More Than 700 Migrants Feared Dead In Three Separate Mediterranean Shipwrecks

Migrants in an overcrowded boat, which was about to capsize, are rescued by Bettica and Bergamini ships of Italian Navy at Sicilian Strait, between Libya and Italy, in Mediterranean sea on Wednesday. (Getty Images)
Migrants in an overcrowded boat, which was about to capsize, are rescued by Bettica and Bergamini ships of Italian Navy at Sicilian Strait, between Libya and Italy, in Mediterranean sea on Wednesday. (Getty Images)

The U.N. Refugee Agency and Italian authorities say they fear at least 700 migrants have died in three separate shipwrecks in the Mediterranean since last Wednesday.

This comes amid a surge of migrants attempting to make the dangerous crossing between Libya and Italy, UNHCR spokesperson William Spindler tells The Two-Way. He adds that search and rescue teams have been able to save 14,000 people making the crossing during the past week.

The first incident happened last Wednesday, he says, on a fishing boat carrying hundreds of migrants: "When people saw a rescue ship approaching they all rushed to one side, and that caused the boat to lift and flip over."

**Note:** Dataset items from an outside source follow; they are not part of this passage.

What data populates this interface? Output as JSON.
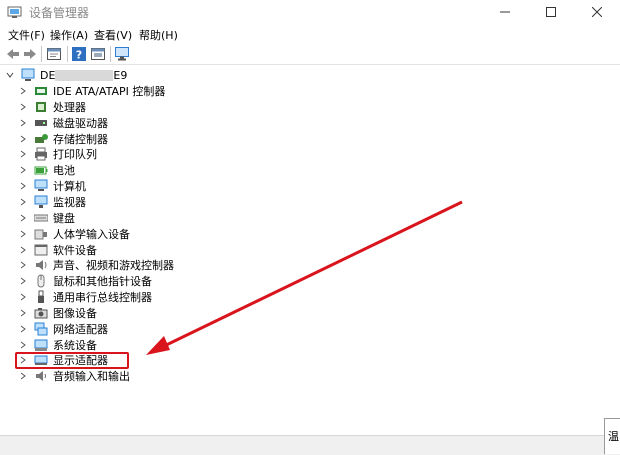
{
  "window": {
    "title": "设备管理器",
    "minimize": "—",
    "maximize": "☐",
    "close": "✕"
  },
  "menu": [
    "文件(F)",
    "操作(A)",
    "查看(V)",
    "帮助(H)"
  ],
  "tree": {
    "root": {
      "prefix": "DE",
      "suffix": "E9"
    },
    "items": [
      {
        "label": "IDE ATA/ATAPI 控制器",
        "icon": "ide-controller-icon",
        "color": "#2a8a3a"
      },
      {
        "label": "处理器",
        "icon": "processor-icon",
        "color": "#3c7f32"
      },
      {
        "label": "磁盘驱动器",
        "icon": "disk-drive-icon",
        "color": "#555555"
      },
      {
        "label": "存储控制器",
        "icon": "storage-controller-icon",
        "color": "#4a7a3a"
      },
      {
        "label": "打印队列",
        "icon": "printer-icon",
        "color": "#666666"
      },
      {
        "label": "电池",
        "icon": "battery-icon",
        "color": "#3aa03a"
      },
      {
        "label": "计算机",
        "icon": "computer-icon",
        "color": "#2a7fd4"
      },
      {
        "label": "监视器",
        "icon": "monitor-icon",
        "color": "#2a7fd4"
      },
      {
        "label": "键盘",
        "icon": "keyboard-icon",
        "color": "#777777"
      },
      {
        "label": "人体学输入设备",
        "icon": "hid-icon",
        "color": "#777777"
      },
      {
        "label": "软件设备",
        "icon": "software-device-icon",
        "color": "#666666"
      },
      {
        "label": "声音、视频和游戏控制器",
        "icon": "speaker-icon",
        "color": "#777777"
      },
      {
        "label": "鼠标和其他指针设备",
        "icon": "mouse-icon",
        "color": "#777777"
      },
      {
        "label": "通用串行总线控制器",
        "icon": "usb-icon",
        "color": "#555555"
      },
      {
        "label": "图像设备",
        "icon": "camera-icon",
        "color": "#555555"
      },
      {
        "label": "网络适配器",
        "icon": "network-adapter-icon",
        "color": "#2a7fd4"
      },
      {
        "label": "系统设备",
        "icon": "system-device-icon",
        "color": "#2a7fd4"
      },
      {
        "label": "显示适配器",
        "icon": "display-adapter-icon",
        "color": "#2a7fd4"
      },
      {
        "label": "音频输入和输出",
        "icon": "audio-io-icon",
        "color": "#777777"
      }
    ]
  },
  "corner_text": "温",
  "annotation": {
    "color": "#d9141c"
  }
}
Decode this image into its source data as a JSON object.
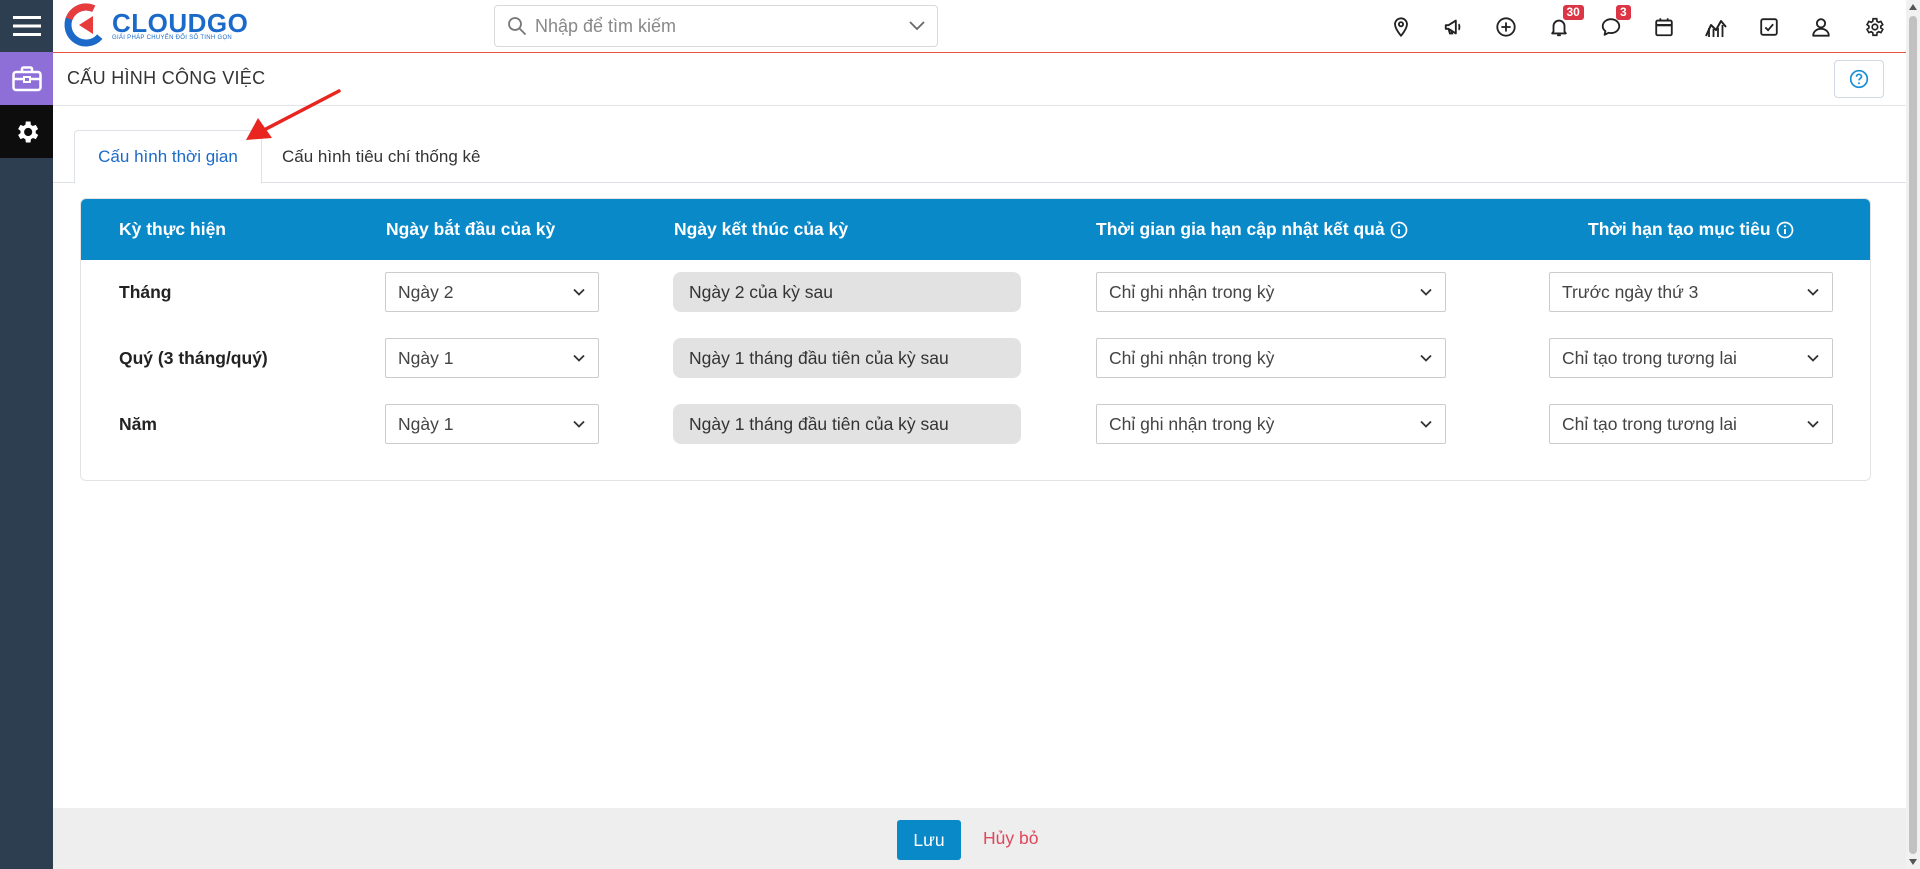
{
  "app": {
    "logo_name": "CLOUDGO",
    "logo_tagline": "GIẢI PHÁP CHUYỂN ĐỔI SỐ TINH GỌN"
  },
  "search": {
    "placeholder": "Nhập để tìm kiếm"
  },
  "header_icons": [
    {
      "name": "location-icon"
    },
    {
      "name": "megaphone-icon"
    },
    {
      "name": "add-circle-icon"
    },
    {
      "name": "bell-icon",
      "badge": "30"
    },
    {
      "name": "chat-icon",
      "badge": "3"
    },
    {
      "name": "calendar-icon"
    },
    {
      "name": "chart-icon"
    },
    {
      "name": "task-check-icon"
    },
    {
      "name": "user-icon"
    },
    {
      "name": "settings-icon"
    }
  ],
  "page": {
    "title": "CẤU HÌNH CÔNG VIỆC"
  },
  "tabs": [
    {
      "label": "Cấu hình thời gian",
      "active": true
    },
    {
      "label": "Cấu hình tiêu chí thống kê",
      "active": false
    }
  ],
  "table": {
    "headers": [
      "Kỳ thực hiện",
      "Ngày bắt đầu của kỳ",
      "Ngày kết thúc của kỳ",
      "Thời gian gia hạn cập nhật kết quả",
      "Thời hạn tạo mục tiêu"
    ],
    "rows": [
      {
        "period": "Tháng",
        "start": "Ngày 2",
        "end": "Ngày 2 của kỳ sau",
        "extension": "Chỉ ghi nhận trong kỳ",
        "deadline": "Trước ngày thứ 3"
      },
      {
        "period": "Quý (3 tháng/quý)",
        "start": "Ngày 1",
        "end": "Ngày 1 tháng đầu tiên của kỳ sau",
        "extension": "Chỉ ghi nhận trong kỳ",
        "deadline": "Chỉ tạo trong tương lai"
      },
      {
        "period": "Năm",
        "start": "Ngày 1",
        "end": "Ngày 1 tháng đầu tiên của kỳ sau",
        "extension": "Chỉ ghi nhận trong kỳ",
        "deadline": "Chỉ tạo trong tương lai"
      }
    ]
  },
  "footer": {
    "save_label": "Lưu",
    "cancel_label": "Hủy bỏ"
  },
  "colors": {
    "brand_blue": "#1b6ac9",
    "table_header": "#0a89c9",
    "sidebar": "#2d3e50",
    "sidebar_active": "#8e6fd8",
    "header_border": "#e8543b",
    "cancel_red": "#e0475b",
    "badge_red": "#dc3545"
  }
}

He says many people fell into the sea — "but inside the ship, in the hold, there were hundreds of people – and about a hundred are still missing, presumed to have drowned."

The Italian Coast Guard captured this harrowing sequence of images of the boat flipping over, as it worked to rescue the migrants:

Italian marines rescue migrants from the capsized boat.
Italian marines rescue migrants from the capsized boat.

Spindler says that as many as 550 people are feared dead from a separate shipwreck on Thursday. "It was being pulled by a fishing boat and it started to take on water and to sink. And the boat that was pulling it cut the rope that was being used to pull it so that it would not also go down," Spindler says.

A survivor of that shipwreck says passengers worked for hours to bail out the water-logged boat before the line was cut. He recounts the ordeal to the Associated Press:

"One survivor from Eritrea, 21-year-old Filmon Selomon, told The Associated Press that water started seeping into the second boat after three hours of navigation, and that the migrants tried vainly to get the water out of the sinking boat.

"'It was very hard because the water was coming from everywhere. We tried for six hours after which we said it was not possible anymore,' he said through an interpreter.

Migrants in an overcrowded boat, which was about to capsize, are rescued by Bettica and Bergamini ships of Italian Navy at Sicilian Strait, between Libya and Italy, in Mediterranean sea on Wednesday.
Migrants in an overcrowded boat, which was about to capsize, are rescued by Bettica and Bergamini ships of Italian Navy at Sicilian Strait, between Libya and Italy, in Mediterranean sea on Wednesday.

"He jumped into the water and swam to the other boat before the tow line on the navigable boat was cut to prevent it from sinking when the other went down."

Finally, Spindler says the Italian Coast Guard retrieved 45 bodies from a separate shipwreck. The rescuers were able to save 135 people in that incident, according to the AP.

The three boats are believed to have departed from Libya and most of the migrants on them were from countries in sub-Saharan Africa, such as Nigeria, Gambia, Somalia, Ivory Coast and Guinea. And as NPR's Sylivia Poggioli tells our Newscast unit, Italian officials say they've seen "a big increase in the number of women and small children."

Spindler adds that information from these wrecks can be slow to arrive because they're so far off the coast – in some cases, more than a day's sailing away. "We might still hear about more cases of people either drowning or being missing," he says.

The capsized boat on Wednesday.
The capsized boat on Wednesday.

As The Associated Press notes, it's impossible to verify exact death tolls "because the bodies went missing in the open sea." The wire service adds that "humanitarian organizations and investigating authorities typically rely on survivors' accounts to piece together what happened, relying on overlapping accounts to establish a level of veracity."

The tragedies this week bring the death toll in the Mediterranean to more than 2,000 people, Spindler says.

Last year saw some 3,700 reported casualties. "We are not there yet, but we are also not in the peak of the sailing season," Spindler says. That's in July and August, he says, when the weather is at its calmest.